EDITOR’S VIEWPOINT/Don’t get scrooged
We have become a nation of Scrooges, and, like the parsimonious Dickens character, we are oblivious to the consequences of our behavior — especially some local governments who have become unwitting pawns in a deceptive retail game.
The Scroogification of America began with its retailers, who, decades ago, found the secret path to our pocketbooks and unleashed K-Mart, with its blue light siren signaling a deal.
The emergence of K-Mart meant the end of thousands of smaller retailers, but, by that time, we had been inoculated with the free market serum, which protects us from excessive sympathy for such things as merchants who have not changed with the times.
Subscribing to the maxim that business is good for America and that big business must be even better, local governments welcomed large discount retailers, like K-Mart, into their communities. And, why not? They produced jobs, taxes and the uniquely American prestige of being a place of sufficient size and importance to build there.
K-Mart, however, finally met its match, with a once little-known Arkansas chain, Wal-Mart. Initially, local governments approved of the new discount giant for the same reasons they welcomed K-Marts. Unfortunately, in some communities, Wal-Mart appears to be taking advantage of its hosts.
Wal-Marts have become widely successful the same way K-Mart did: appealing to the inner Scrooge. The company, whose slogan is “Always Low Prices,” has become America’s largest retailer, employer and grocer. The problem is not that the company is large — it is how it keeps prices so low.

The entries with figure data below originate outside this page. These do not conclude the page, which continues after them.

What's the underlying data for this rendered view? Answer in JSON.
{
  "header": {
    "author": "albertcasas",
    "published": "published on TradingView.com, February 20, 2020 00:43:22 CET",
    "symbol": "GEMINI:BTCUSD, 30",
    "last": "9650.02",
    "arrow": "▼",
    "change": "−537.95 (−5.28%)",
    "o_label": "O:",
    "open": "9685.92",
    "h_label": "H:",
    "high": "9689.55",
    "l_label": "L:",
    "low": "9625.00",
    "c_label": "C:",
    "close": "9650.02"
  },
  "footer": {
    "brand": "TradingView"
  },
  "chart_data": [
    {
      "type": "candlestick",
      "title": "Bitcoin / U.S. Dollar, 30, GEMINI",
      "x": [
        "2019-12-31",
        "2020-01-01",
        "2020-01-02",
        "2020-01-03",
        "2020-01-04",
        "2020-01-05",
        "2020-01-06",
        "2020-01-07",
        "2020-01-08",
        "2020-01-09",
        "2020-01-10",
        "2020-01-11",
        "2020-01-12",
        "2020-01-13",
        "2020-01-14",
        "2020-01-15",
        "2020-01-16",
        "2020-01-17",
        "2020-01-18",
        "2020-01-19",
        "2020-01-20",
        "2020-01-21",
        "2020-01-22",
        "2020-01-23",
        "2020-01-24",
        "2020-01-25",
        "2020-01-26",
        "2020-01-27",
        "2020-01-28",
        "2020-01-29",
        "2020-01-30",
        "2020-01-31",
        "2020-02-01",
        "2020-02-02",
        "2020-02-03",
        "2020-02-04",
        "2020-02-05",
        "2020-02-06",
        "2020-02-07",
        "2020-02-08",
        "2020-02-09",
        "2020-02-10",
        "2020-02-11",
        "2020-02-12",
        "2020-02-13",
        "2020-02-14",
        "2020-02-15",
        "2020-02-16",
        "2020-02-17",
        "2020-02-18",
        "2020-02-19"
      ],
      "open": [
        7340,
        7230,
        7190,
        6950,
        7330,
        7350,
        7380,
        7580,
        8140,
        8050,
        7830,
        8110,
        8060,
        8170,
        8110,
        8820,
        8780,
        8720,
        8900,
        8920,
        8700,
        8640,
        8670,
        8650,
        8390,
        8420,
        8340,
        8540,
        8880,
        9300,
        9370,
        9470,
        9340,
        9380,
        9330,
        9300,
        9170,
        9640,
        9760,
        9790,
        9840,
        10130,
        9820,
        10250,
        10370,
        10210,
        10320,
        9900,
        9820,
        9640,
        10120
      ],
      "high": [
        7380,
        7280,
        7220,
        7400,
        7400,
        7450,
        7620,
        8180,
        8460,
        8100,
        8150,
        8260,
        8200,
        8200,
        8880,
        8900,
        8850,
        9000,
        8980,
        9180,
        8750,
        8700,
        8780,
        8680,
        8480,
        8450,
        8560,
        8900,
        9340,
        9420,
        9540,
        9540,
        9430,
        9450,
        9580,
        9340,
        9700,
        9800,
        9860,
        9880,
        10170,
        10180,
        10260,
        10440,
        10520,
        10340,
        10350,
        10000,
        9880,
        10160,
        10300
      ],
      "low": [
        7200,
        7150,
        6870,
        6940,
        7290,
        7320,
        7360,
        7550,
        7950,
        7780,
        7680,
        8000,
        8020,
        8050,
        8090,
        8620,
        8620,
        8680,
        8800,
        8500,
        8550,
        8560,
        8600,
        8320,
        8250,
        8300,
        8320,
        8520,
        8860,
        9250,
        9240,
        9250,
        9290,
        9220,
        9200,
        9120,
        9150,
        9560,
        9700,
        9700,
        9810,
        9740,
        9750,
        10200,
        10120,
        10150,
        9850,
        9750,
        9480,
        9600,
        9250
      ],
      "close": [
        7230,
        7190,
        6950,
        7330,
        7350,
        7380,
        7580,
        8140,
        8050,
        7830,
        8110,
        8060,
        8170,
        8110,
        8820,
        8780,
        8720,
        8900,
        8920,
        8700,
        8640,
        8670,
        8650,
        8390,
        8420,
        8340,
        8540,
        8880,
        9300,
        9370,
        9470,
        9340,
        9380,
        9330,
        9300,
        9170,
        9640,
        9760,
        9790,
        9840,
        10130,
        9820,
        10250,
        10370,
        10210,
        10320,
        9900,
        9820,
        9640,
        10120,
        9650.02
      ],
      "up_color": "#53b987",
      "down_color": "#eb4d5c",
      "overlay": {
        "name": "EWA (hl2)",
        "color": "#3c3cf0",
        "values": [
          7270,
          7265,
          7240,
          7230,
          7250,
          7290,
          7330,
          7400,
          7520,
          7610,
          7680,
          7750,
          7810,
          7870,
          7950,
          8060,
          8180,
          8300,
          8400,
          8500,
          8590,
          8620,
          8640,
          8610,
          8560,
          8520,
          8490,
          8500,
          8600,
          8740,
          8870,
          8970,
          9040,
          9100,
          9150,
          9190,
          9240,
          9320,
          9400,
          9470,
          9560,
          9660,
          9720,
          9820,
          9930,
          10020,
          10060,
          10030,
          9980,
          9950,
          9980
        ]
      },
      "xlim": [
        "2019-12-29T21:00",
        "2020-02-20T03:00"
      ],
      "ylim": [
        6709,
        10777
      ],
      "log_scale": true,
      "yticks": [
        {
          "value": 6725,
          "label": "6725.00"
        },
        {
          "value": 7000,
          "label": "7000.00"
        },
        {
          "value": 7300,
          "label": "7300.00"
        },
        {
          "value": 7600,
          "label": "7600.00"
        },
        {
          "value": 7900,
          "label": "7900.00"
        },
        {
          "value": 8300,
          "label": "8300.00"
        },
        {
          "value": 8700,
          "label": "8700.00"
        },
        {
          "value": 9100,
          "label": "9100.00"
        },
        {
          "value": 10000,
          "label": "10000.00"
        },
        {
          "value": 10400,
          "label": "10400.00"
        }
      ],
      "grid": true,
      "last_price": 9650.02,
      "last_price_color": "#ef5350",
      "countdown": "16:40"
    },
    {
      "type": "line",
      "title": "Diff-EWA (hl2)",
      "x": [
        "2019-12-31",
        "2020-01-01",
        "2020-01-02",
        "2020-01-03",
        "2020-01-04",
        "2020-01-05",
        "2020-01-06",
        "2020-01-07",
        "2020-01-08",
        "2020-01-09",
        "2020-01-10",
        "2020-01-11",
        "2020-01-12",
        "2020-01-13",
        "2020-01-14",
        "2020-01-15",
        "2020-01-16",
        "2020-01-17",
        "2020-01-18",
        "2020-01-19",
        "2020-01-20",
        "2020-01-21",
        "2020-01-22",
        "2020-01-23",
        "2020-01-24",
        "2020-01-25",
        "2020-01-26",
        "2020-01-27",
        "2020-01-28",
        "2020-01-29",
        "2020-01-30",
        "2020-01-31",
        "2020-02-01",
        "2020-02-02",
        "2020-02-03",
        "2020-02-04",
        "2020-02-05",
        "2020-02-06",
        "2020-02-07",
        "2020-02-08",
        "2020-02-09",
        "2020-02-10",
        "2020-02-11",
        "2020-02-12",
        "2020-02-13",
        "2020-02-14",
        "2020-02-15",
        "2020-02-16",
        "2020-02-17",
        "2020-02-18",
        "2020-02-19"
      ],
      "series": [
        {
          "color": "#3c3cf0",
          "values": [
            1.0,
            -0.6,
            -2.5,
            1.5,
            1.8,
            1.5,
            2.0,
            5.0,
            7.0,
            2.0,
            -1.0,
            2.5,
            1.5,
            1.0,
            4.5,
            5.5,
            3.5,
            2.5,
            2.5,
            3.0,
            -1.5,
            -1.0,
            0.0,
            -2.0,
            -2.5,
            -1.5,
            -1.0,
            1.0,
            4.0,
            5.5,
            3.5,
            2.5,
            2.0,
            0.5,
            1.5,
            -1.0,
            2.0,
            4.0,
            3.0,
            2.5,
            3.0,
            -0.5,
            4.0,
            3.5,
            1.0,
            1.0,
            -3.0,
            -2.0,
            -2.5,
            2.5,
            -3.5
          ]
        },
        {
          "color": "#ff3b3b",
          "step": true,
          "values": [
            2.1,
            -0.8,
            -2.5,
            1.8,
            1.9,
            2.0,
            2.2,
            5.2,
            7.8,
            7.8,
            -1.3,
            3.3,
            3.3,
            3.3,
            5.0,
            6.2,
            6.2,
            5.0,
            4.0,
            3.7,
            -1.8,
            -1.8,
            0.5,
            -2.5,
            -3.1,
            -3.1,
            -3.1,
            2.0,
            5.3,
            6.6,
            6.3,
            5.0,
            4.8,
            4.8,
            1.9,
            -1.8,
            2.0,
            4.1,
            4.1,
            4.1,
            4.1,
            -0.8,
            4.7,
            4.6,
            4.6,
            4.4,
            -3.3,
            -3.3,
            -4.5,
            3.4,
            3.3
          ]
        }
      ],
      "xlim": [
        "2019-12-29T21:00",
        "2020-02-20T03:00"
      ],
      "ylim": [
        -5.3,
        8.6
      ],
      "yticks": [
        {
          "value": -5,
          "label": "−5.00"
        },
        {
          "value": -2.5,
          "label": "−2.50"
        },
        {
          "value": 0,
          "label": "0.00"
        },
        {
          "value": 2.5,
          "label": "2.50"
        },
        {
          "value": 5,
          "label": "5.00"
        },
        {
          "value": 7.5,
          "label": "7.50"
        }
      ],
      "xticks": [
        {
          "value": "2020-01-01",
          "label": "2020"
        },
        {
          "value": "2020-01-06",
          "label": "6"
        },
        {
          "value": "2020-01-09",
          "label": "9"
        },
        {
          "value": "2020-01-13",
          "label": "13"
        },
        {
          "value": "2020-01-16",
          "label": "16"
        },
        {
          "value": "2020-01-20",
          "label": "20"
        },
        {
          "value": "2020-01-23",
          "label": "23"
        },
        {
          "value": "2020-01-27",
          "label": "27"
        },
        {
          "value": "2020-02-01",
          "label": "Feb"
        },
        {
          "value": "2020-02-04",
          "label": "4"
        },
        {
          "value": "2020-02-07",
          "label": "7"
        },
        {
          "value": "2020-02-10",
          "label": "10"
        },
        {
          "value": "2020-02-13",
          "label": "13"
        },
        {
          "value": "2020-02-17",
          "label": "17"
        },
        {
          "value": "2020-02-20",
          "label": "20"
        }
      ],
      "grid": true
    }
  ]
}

For example, only about half of Wal-Mart’s employees receive benefits. Worse, Wal-Mart’s “culture encourages employees to turn to taxpayer-funded assistance,” according to a recent episode of the television program, “Bill Moyers Now.” One former Wal-Mart manager who was interviewed by Moyers said that the company expects its managers to direct employees to seek public assistance. He said the company taught its managers how to “take full advantage of the ministries, the civic organizations, tax-based organizations, and subsidy organizations” for food or health care.
The Moyers report also featured a chilling story of how Wal-Mart closed its Cathedral City, Calif., store and reopened in another community close by — only after the city completed its end of an agreement to pay the retailer $1.8 million for the building and other expenses. Now, instead of receiving an anticipated $1 million annually in sales tax revenues, the city expects only to see about $500,000 total.
Armed with stories like those, government leaders should be careful when negotiating with large retailers, like Wal-Mart. There is nothing wrong with expecting a return on the investment needed to bring in new businesses, but, as some of your colleagues have shown, you have to protect yourself, least you get scrooged.